Eltern stehen momentan vor einer großen Herausforderung, denn aufgrund von Corona sind die Schulen und Kindergärten geschlossen.

Wenn Ihr Kind noch zu klein ist, um alleine zu Hause zu bleiben und Sie keine andere Möglichkeit haben, Ihre Kinder betreuen zu lassen, haben Sie ein Recht zur Leistungsverweigerung gem. § 275 Abs. III BGB. Nach dieser Vorschrift muss der Arbeitnehmer nicht bei der Arbeit erscheinen, wenn Erbringung der Arbeitsleistung aufgrund der Kinderbetreuung unmöglich ist. In dieser Zeit müssen Sie sich keinen Urlaub nehmen.
Problematisch ist allerdings der Anspruch auf Entgeltfortzahlung, wenn Leistungsverweigerungsrecht aus persönlichen Gründen vorliegt.

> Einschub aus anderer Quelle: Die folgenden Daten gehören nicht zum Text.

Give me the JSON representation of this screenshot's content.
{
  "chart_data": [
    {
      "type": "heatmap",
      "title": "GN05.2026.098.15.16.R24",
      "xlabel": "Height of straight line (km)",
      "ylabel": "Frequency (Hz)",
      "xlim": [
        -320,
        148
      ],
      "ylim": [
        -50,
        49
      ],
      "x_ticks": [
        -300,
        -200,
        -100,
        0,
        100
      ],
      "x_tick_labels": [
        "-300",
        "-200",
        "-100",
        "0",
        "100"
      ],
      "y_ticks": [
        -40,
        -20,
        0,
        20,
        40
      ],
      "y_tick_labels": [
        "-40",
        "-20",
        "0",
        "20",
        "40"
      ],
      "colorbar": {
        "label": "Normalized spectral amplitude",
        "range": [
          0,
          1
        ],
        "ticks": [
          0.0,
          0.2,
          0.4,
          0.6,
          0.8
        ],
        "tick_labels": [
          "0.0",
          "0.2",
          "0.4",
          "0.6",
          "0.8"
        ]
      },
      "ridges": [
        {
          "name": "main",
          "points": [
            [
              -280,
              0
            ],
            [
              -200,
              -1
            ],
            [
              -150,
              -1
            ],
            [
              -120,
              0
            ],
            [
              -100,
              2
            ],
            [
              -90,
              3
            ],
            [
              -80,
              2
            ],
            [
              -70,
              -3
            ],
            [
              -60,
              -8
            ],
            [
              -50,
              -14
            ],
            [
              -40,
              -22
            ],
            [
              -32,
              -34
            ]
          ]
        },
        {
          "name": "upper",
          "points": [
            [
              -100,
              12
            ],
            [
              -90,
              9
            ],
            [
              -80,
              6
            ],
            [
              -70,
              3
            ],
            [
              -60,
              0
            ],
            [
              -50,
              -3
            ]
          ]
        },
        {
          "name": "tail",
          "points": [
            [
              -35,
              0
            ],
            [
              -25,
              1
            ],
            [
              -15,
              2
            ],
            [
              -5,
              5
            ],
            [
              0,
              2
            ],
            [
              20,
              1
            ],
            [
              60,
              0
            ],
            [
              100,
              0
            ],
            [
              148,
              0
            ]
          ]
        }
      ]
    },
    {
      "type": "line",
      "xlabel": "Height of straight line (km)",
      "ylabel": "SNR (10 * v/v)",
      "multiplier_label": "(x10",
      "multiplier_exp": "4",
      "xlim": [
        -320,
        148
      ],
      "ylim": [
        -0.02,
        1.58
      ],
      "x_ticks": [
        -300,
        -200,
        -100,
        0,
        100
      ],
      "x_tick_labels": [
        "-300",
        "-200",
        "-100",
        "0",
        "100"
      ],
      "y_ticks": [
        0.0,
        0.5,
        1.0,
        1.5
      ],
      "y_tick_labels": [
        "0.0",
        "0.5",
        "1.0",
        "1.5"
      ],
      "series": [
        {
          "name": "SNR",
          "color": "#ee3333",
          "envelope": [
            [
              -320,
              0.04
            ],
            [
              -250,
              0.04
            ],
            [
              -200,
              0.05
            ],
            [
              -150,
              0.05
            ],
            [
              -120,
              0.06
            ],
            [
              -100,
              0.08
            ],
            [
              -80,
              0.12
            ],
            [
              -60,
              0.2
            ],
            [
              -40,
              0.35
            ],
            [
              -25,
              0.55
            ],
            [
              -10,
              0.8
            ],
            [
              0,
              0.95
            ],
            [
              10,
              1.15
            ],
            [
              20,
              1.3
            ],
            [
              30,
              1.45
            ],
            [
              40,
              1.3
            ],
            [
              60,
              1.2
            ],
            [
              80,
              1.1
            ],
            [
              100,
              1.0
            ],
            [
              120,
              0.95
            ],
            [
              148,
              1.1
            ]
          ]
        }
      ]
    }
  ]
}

Grundsätzlich verliert ein Arbeitnehmer gemäß § 616 BGB seinen Anspruch auf Vergütung nicht, wenn er während einer verhältnismäßig kurzen Dauer unverschuldet zur Erbringung der Arbeitsleistung nicht in der Lage ist. Somit könnte der Arbeitgeber einem Arbeitnehmer den Lohn nicht kürzen, weil dieser zu Hause bleiben muss, um auf die Kinder aufzupassen.

Diese gesetzliche Regelung ist jedoch in vielen Arbeitsverträgen eingeschränkt oder völlig ausgeschlossen, sodass der Anspruch auf Vergütung letztendlich doch entfällt. In jedem Fall muss der dem Arbeitsverhältnis zugrundeliegende Vertrag genau geprüft werden.

Dann ist es noch möglich, bezahlten Urlaub zu nehmen, sofern Sie noch Urlaubstage verfügbar haben.